Rail Weather Risk — Reproducible ML Pipeline

machine-learning
regression
reproducible-pipelines
Group project predicting monthly highway-rail grade crossing accidents from weather conditions, built as a fully reproducible DVC pipeline over 50 years of FRA and NOAA data.
Published

March 16, 2026

Overview

Group project for DSCI 611 — Data Acquisition and Pre-processing at Drexel, with Phillip Roman, Minh Vo, and Anthi Lyra. Research question: does weather measurably affect the rate of accidents at highway-rail grade crossings, and can we predict monthly counts well enough to be useful?
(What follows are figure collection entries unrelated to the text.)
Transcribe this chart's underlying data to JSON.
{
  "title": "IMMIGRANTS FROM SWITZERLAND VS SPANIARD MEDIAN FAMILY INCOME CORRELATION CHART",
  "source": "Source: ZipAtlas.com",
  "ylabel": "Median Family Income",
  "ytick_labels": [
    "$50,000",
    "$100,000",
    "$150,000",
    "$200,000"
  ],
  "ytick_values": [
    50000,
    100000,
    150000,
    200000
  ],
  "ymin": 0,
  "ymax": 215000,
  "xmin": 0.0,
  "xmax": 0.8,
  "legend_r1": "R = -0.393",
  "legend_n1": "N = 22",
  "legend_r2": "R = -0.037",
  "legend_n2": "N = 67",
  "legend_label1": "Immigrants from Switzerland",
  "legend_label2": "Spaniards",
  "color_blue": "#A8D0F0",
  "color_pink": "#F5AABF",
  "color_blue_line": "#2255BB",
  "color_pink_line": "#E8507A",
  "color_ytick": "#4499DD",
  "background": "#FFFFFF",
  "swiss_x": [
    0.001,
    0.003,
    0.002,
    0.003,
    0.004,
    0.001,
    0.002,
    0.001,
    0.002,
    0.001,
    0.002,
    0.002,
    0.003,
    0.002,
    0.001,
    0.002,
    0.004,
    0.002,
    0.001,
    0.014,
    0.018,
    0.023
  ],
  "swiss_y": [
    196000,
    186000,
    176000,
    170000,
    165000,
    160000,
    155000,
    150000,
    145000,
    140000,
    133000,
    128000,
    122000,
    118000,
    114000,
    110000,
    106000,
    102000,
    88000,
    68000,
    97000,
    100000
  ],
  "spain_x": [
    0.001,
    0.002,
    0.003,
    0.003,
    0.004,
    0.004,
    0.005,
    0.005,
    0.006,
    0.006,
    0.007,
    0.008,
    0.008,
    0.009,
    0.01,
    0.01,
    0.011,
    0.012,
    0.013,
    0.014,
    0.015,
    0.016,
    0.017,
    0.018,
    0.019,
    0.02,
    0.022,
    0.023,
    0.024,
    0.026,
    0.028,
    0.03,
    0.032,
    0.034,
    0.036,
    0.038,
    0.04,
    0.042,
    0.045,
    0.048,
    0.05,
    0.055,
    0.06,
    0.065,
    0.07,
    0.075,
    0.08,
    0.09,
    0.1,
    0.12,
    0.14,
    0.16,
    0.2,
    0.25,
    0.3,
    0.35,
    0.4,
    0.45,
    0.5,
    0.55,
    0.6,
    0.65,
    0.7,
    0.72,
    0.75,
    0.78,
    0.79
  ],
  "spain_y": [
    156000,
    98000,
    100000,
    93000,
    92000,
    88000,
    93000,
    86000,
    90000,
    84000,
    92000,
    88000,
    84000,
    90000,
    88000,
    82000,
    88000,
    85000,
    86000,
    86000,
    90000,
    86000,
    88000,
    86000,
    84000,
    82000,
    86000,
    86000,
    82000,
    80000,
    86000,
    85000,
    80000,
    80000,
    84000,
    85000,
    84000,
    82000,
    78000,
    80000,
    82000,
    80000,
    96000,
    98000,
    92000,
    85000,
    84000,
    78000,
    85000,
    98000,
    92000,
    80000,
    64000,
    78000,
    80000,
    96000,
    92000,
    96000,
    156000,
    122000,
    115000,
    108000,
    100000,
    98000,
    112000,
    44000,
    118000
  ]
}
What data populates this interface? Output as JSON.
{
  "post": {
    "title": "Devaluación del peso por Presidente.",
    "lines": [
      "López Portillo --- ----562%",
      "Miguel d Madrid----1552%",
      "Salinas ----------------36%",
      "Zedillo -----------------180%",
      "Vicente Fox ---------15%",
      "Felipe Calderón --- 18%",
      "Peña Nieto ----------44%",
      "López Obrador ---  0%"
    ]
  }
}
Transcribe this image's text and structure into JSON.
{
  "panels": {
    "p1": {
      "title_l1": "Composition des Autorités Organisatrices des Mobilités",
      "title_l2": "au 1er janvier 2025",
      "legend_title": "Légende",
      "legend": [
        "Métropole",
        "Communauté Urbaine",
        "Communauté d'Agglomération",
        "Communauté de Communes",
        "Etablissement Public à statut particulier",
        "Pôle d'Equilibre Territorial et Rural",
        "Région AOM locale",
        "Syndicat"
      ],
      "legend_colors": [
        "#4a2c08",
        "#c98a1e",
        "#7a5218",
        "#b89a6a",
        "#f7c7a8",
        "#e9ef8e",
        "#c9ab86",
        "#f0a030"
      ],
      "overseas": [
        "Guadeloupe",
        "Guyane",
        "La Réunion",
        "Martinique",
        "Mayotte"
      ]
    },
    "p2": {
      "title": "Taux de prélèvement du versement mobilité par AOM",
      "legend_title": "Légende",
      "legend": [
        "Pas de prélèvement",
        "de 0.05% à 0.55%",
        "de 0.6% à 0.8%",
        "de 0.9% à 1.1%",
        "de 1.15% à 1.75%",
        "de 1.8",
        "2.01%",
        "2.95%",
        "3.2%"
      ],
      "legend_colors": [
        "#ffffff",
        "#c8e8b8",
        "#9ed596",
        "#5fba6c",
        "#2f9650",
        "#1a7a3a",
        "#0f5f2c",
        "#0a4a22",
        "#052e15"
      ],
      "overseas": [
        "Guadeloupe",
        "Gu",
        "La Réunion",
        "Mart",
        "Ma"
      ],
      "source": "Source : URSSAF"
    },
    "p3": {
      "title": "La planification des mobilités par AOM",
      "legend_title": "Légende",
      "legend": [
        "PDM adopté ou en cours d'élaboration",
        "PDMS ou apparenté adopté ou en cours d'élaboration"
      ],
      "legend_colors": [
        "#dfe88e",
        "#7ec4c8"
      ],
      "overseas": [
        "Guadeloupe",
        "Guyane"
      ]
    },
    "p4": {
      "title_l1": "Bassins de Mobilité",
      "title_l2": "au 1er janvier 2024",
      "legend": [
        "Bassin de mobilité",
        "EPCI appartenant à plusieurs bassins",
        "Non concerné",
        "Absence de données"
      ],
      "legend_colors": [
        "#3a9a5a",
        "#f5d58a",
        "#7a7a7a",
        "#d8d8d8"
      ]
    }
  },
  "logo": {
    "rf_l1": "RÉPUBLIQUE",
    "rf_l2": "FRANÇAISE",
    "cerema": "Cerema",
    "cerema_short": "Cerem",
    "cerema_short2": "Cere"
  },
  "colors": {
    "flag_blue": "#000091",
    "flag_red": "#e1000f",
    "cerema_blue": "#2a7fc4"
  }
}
We combined 50 years of Federal Railroad Administration accident data (1975–2025, ~250K incidents) with 8.7M NOAA hourly weather observations across the 9 US climate regions, and built four count-regression models: XGBoost, Random Forest, Poisson, and Negative Binomial where we compared the baseline and tuned versions of each. The whole pipeline runs end-to-end as a 25+ stage DVC pipeline; one command (dvc repro) reproduces every result from raw data to evaluation notebooks.

I led the initial EDA and owned the statistical framing for the team, selecting the four model classes. I decided Poisson and Negative Binomial for the right count-regression baselines, pushing for deviance-based evaluation alongside MAE and RMSE. Learned the basics of Data Version Control and gained a better understanding of how to setup and run the full pipeline via the command line.

Tech stack

Python / DVC / Optuna / scikit-learn / XGBoost / statsmodels / pandas / jupytext

Repository

The full project — pipeline code, notebooks, trained models, and documentation — lives on GitHub:

rqhq/611-rail-weather-risk →

Highlights worth opening:

  • dvc.yaml — full 25-stage pipeline definition
  • PROJ_DETAILS.md — stage-by-stage technical writeup
  • models/ — baseline vs. tuned evaluation notebooks
  • prompts/ — full AI-assistance documentation per DSCI 611 academic integrity policy

Results

Final test set performance (2021–2025, 503 region-months never seen during training or tuning), best-to-worst by Mean Poisson Deviance:

Model MAE RMSE Mean Poisson Deviance Tuning approach
XGBoost 6.10 8.73 3.72 Optuna Bayesian optimization
Random Forest 6.63 9.28 4.29 Optuna Bayesian optimization
Poisson Regression 10.66 13.19 9.03 Forward stepwise + interactions + alpha
Negative Binomial 10.59 14.32 10.94 Exhaustive weather subset search + interactions

Tree models cleanly outperformed the GLMs on every metric. Validation-to-test MPD drift was small across the board (XGBoost +5.1%, Random Forest +3.1%, Poisson +3.1%, Negative Binomial +8.6%) — the architecture ranking held even though the test period included post-COVID recovery dynamics the training data never saw.

The full test-set evaluation notebook, including regional MAE heatmaps and predicted-vs-actual time series for the highest-incident NOAA regions:

Download notebook

Key findings

  • Visibility was the most predictive weather feature across all four models, supporting the core hypothesis that weather meaningfully affects accident rates at grade crossings. This was consistent with prior FRA literature linking fog/low-visibility to crossing collisions.
  • Tree models won decisively over GLMs. XGBoost beat Negative Binomial by nearly 4× on Poisson Deviance. The non-linear interactions between weather, geography, and season weren’t well-captured by even an interaction-augmented GLM.
  • Region encoding was a methodological landmine. Mean-encoding NOAA region cut tree-model MAE nearly in half, but we didn’t adopt it because it shifted the model’s reliance away from the weather features we were trying to study. A reminder that “highest accuracy” isn’t always the right objective in this scenario.
  • Reproducibility was the differentiator. The pipeline runs dvc repro from raw FRA downloads to evaluation notebooks with no manual steps. Onboarding a new collaborator takes four shell commands (documented here).